2020 Fletcher, Barbaresco 'Starderi', Piemdont, Italy

$84.99

Terroir: The Starderi parcel is the cru’s most westerly section and the closest to the cru to the Tanaro River. Alessandro Masnaghetti, a wine writer with the most exhaustive account of Barolo and Barbaresco, states that it is one of the more sunny slopes and is among the most virile and solid of the entire Barbaresco appellation.

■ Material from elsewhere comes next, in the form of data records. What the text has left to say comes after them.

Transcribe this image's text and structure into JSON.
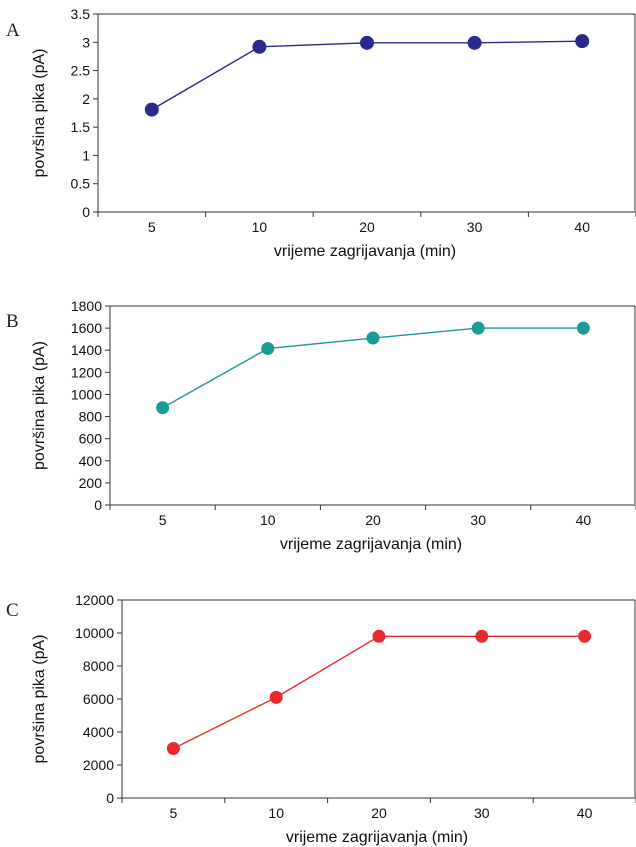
{
  "chart_data": [
    {
      "type": "line",
      "panel_label": "A",
      "categories": [
        "5",
        "10",
        "20",
        "30",
        "40"
      ],
      "series": [
        {
          "values": [
            1.81,
            2.92,
            2.99,
            2.99,
            3.02
          ]
        }
      ],
      "xlabel": "vrijeme zagrijavanja (min)",
      "ylabel": "površina pika (pA)",
      "ylim": [
        0,
        3.5
      ],
      "yticks": [
        0,
        0.5,
        1,
        1.5,
        2,
        2.5,
        3,
        3.5
      ],
      "color": "#2b2a8c",
      "grid": false
    },
    {
      "type": "line",
      "panel_label": "B",
      "categories": [
        "5",
        "10",
        "20",
        "30",
        "40"
      ],
      "series": [
        {
          "values": [
            880,
            1415,
            1510,
            1600,
            1600
          ]
        }
      ],
      "xlabel": "vrijeme zagrijavanja (min)",
      "ylabel": "površina pika (pA)",
      "ylim": [
        0,
        1800
      ],
      "yticks": [
        0,
        200,
        400,
        600,
        800,
        1000,
        1200,
        1400,
        1600,
        1800
      ],
      "color": "#1b9a96",
      "grid": false
    },
    {
      "type": "line",
      "panel_label": "C",
      "categories": [
        "5",
        "10",
        "20",
        "30",
        "40"
      ],
      "series": [
        {
          "values": [
            3000,
            6100,
            9800,
            9800,
            9800
          ]
        }
      ],
      "xlabel": "vrijeme zagrijavanja (min)",
      "ylabel": "površina pika (pA)",
      "ylim": [
        0,
        12000
      ],
      "yticks": [
        0,
        2000,
        4000,
        6000,
        8000,
        10000,
        12000
      ],
      "color": "#ea2a2f",
      "grid": false
    }
  ]
}
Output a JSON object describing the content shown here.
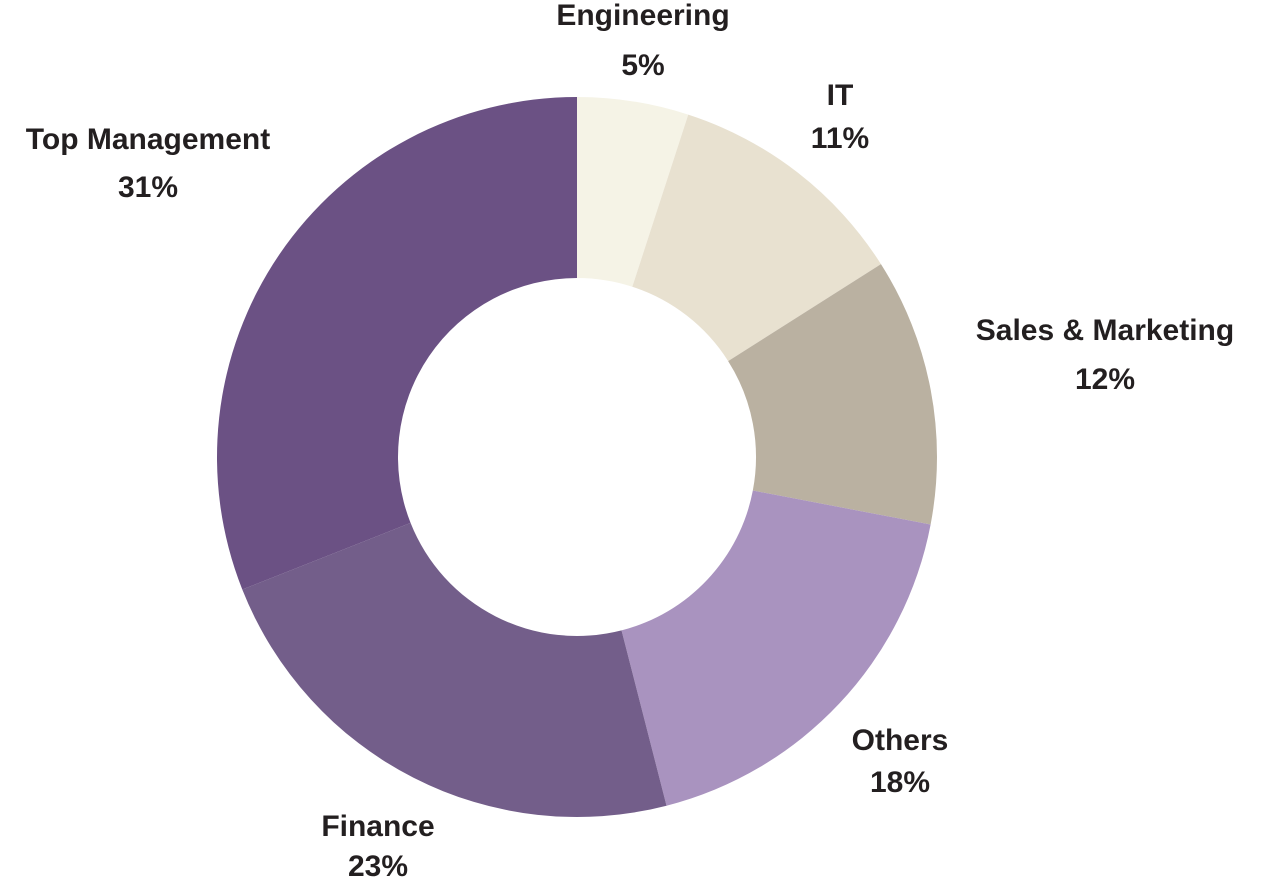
{
  "chart_data": {
    "type": "donut",
    "categories": [
      "Engineering",
      "IT",
      "Sales & Marketing",
      "Others",
      "Finance",
      "Top Management"
    ],
    "values": [
      5,
      11,
      12,
      18,
      23,
      31
    ],
    "value_labels": [
      "5%",
      "11%",
      "12%",
      "18%",
      "23%",
      "31%"
    ],
    "colors": [
      "#f5f3e6",
      "#e8e1d0",
      "#bab1a1",
      "#a993bf",
      "#735e8a",
      "#6b5184"
    ]
  }
}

Vinification: After some trials including stems, Dave concluded that the resulting characteristics clash with Nebbiolo’s best qualities, so everything is destemmed. A pied de cuve is often employed for fermentation, and is comprised of yeast cultures from his vineyards. The extractions are gentle and sparing with typically one pigeage (punchdown) every other day, and only pumped over if the must begins to show reductive compounds (HS2). Fermentation time can run from two weeks to two months, and is made without temperature control. “Tannins need to be managed in the vineyard, not the cellar, so if they take a long time, I’m not worried about over-extracting them because they were picked when the seeds were ripe.” Nebbiolo is harvested late in the season, a factor that increases the fermentation length because the grapes are colder upon arrival. The first sulfite addition is made after malolactic fermentation is complete.

Aging: All of Fletcher’s Nebbiolo-based wines are aged in 300-liter, old-French-oak barrels with a minimum of ten years of use. This is interesting to note because the wines have a woodiness that appears to be an influence of younger barrels, but sometimes Nebbiolo and Barbera just naturally express this characteristic, and it’s hard to say why; perhaps it’s somehow organoleptically linked to their ingrained balsamic-like nuances. The use of smaller, more-porous barrels instead of larger botte would increase their oxygen and could accentuate this nuance—I’d love some opinions on that theory sent my way! The Nebbiolo d’Alba is aged for 13-14 months and the Barbarescos for 26 months. No fining, no filtration.